My mother and I share a handful of discernible features. A strong nose. Knocked knees. Hips. Ass. Breasts. An intense stare. But where we differ is in our self-perception. 

Early in my childhood, I sat on the floor to scan the bookcase in my parent’s bedroom, taking an inventory of what I saw. I aimed to qualify these observations as fragments of my parents’ identities that I hadn’t yet been exposed to. Among the mess of true crime novels, nude art books, and airport reads – all of which were relatively anonymous – was the Sugar-Busters Handbook. This unmistakably belonged to my mother.

As I continued to grow, traces of my mother's weightloss journey included: 

  • Boxed meals on our front porch from Jenny Craig 

  • A Shake Weight

  • Miscellaneous exercise equipment

  • Tae Bo on VHS

  • 8-Minute Abs on VHS

  • South Beach Diet bookmarks on our shared computer

I never saw my mother as big, and as I’ve grown and developed an objective lens toward those I love, I can safely say that my perception as a child was correct.
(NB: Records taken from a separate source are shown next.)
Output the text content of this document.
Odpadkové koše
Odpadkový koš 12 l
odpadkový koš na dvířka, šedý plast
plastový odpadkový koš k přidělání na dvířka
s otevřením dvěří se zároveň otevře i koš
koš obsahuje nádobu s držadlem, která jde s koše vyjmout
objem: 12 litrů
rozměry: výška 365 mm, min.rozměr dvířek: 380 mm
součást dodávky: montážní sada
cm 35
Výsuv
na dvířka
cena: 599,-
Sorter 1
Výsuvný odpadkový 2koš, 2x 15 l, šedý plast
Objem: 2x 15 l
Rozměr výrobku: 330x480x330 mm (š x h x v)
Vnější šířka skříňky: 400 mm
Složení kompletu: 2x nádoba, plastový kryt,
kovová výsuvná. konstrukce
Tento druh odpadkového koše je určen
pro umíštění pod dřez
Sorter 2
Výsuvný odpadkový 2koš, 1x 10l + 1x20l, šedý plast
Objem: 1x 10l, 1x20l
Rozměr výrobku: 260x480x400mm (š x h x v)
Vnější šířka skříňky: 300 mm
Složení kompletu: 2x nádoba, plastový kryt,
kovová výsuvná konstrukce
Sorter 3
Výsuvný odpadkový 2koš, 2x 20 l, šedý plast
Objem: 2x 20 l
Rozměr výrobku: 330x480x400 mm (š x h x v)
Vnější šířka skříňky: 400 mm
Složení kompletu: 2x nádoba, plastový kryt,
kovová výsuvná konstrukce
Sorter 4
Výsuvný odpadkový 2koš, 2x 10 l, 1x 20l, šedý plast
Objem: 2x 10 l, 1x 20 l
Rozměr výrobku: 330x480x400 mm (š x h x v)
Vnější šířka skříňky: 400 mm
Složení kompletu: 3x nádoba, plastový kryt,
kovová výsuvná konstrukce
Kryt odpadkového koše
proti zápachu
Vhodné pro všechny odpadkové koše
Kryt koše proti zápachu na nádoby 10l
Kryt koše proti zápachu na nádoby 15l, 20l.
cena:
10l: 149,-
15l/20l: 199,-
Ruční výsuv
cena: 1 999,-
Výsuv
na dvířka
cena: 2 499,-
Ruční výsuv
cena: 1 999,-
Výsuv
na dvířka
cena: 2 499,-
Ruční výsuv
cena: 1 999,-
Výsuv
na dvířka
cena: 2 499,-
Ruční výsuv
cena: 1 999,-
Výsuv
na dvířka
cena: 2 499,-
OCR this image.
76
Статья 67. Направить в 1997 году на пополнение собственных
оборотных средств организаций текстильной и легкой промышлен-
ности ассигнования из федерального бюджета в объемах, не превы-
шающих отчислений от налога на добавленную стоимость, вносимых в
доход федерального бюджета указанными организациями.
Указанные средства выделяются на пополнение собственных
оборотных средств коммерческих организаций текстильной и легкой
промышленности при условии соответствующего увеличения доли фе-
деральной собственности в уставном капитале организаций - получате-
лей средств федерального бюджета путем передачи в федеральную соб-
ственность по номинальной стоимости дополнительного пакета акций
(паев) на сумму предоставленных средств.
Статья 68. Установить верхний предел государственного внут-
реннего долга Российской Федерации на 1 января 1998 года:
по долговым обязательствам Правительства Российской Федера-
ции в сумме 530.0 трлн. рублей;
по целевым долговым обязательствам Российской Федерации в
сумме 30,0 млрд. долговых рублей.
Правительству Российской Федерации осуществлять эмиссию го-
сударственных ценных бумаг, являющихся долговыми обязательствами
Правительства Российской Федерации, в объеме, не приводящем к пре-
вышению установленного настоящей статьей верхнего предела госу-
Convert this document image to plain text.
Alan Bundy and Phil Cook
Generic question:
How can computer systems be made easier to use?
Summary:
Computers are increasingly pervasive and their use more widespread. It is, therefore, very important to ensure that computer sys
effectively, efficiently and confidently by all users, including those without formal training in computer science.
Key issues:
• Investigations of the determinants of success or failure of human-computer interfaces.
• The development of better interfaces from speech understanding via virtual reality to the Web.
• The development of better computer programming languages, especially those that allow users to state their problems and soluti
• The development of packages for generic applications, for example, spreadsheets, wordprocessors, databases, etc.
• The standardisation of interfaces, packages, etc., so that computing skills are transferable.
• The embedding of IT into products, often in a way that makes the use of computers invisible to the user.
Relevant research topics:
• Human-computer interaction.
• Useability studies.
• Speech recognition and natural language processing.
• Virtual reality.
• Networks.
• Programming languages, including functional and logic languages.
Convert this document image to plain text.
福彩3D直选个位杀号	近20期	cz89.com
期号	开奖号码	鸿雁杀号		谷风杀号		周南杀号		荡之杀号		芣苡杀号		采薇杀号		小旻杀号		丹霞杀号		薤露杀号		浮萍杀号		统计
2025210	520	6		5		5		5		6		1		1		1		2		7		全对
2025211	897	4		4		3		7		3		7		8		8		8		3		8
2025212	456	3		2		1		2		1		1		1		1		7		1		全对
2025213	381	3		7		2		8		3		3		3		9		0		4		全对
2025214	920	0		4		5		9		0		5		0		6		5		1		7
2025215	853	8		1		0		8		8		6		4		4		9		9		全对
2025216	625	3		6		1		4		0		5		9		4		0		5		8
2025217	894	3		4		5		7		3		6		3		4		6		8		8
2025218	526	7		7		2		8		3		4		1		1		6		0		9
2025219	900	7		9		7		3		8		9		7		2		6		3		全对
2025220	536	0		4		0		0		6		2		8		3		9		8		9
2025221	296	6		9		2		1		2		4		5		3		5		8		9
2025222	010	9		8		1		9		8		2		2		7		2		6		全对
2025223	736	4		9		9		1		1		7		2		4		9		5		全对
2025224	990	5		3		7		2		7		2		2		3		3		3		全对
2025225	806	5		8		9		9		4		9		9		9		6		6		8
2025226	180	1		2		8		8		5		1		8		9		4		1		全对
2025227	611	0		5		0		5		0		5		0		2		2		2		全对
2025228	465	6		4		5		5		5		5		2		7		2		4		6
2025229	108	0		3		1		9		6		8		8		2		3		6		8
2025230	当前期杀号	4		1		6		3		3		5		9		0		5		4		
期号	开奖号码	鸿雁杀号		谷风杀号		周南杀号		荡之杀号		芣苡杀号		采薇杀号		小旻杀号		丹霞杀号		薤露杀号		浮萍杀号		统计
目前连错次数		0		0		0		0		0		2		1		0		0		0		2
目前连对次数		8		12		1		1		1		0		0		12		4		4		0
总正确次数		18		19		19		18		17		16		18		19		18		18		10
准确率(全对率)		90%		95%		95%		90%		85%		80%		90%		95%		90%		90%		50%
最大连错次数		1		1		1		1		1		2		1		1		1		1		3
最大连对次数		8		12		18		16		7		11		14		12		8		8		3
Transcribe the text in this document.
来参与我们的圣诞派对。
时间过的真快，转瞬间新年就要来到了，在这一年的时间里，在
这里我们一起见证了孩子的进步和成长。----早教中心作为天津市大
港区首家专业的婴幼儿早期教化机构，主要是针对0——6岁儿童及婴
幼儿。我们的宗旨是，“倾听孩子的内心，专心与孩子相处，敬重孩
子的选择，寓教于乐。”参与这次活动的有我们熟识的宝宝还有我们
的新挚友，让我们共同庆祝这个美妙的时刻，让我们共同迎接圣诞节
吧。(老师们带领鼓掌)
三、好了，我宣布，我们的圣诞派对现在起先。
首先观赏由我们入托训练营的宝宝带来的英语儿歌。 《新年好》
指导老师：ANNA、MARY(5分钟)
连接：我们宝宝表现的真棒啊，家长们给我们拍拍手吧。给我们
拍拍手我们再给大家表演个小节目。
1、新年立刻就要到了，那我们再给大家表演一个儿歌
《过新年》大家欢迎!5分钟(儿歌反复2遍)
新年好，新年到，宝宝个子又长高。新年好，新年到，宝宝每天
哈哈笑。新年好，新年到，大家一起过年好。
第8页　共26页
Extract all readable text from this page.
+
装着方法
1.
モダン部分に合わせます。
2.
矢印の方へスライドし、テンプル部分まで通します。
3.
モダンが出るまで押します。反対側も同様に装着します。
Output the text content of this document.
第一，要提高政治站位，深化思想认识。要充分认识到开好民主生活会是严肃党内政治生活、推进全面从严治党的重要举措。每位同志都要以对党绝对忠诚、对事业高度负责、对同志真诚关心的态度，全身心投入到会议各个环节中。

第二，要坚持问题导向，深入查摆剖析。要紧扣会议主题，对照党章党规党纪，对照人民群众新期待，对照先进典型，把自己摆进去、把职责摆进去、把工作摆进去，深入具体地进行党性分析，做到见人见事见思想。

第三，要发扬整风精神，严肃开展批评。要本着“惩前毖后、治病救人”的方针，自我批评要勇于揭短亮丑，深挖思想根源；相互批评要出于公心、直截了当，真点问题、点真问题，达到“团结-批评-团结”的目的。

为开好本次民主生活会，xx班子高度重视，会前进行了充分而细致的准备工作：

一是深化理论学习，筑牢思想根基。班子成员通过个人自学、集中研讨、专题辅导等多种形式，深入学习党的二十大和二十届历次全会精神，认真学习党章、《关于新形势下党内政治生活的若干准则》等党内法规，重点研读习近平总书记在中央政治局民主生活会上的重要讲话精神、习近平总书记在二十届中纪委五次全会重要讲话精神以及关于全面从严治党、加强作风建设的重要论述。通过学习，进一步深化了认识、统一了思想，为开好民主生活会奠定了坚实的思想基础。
Her insecurities about her weight stem from a deep-rooted canon she’d been fed by her own mother on how weight loss and fitness were necessary to fit into the mold of womanhood. I carried that same ideology into my own childhood and adolescence, especially while trying to navigate the unrelenting landscape of my changing body.  

I've always had hips. I was forced into my first training bra at age 8. I got my first period at age 10. I was rarely ever able to shop at stores designated for children, because I quickly found myself in the “Juniors” section for girls who were too young to dress like sixteen year olds, but too curvy to dress their own age. I fought endlessly to shrink my body of its natural height and weight, to feel as though I measured up – or down – to my female peers. My awkward shell and lack of self-confidence established a bond between my mother and me; a common ground where we could battle our size together. I occasionally ate her Jenny Craig meals with her. We would go to exercise classes together. We would try new diets together. 

But what I came to understand as I got older was that my maturing form was holding my premature mind captive, and this was identical to the hand my mother was dealt by her mother. In the same way that our genetics pass on dark hair and detached earlobes, we are given our mother's bodies. But coming to terms with the nature of your body is often balked by the inherited trauma from generations of women prior, who saw those familial features as things to be corrected.

As social media actively preaches body-positivity from a lens of normalcy, I take my mother's self-deprecation with a grain of salt. To her, body positivity is new; that level of self-acceptance is foreign. As our conversations cycle on repeat, how I wish she saw herself through my eyes, I remember that my path to self-acceptance was also punctuated with a healthy dose of body dysmorphia. A struggle which I was only able to overcome through my own pursuit of literature on why we should accept ourselves as we are.

I've come to love the shape of my body. I've come to understand why I am soft, why I am knock-kneed and big-breasted, and I accept my shape as I accept my mother's. I can only sympathize with what my grandmother felt in her 5'9’’ frame in the age of the girdle and the size six shoe. If her body resembled my mother's and my own in a time where an idealized body type was more of a requirement than a suggestion, then I understand how the well-intentioned tenets of weight loss and dieting that she heavy-handedly imposed onto my mom follow a similar genetic lineage as the hips we all share.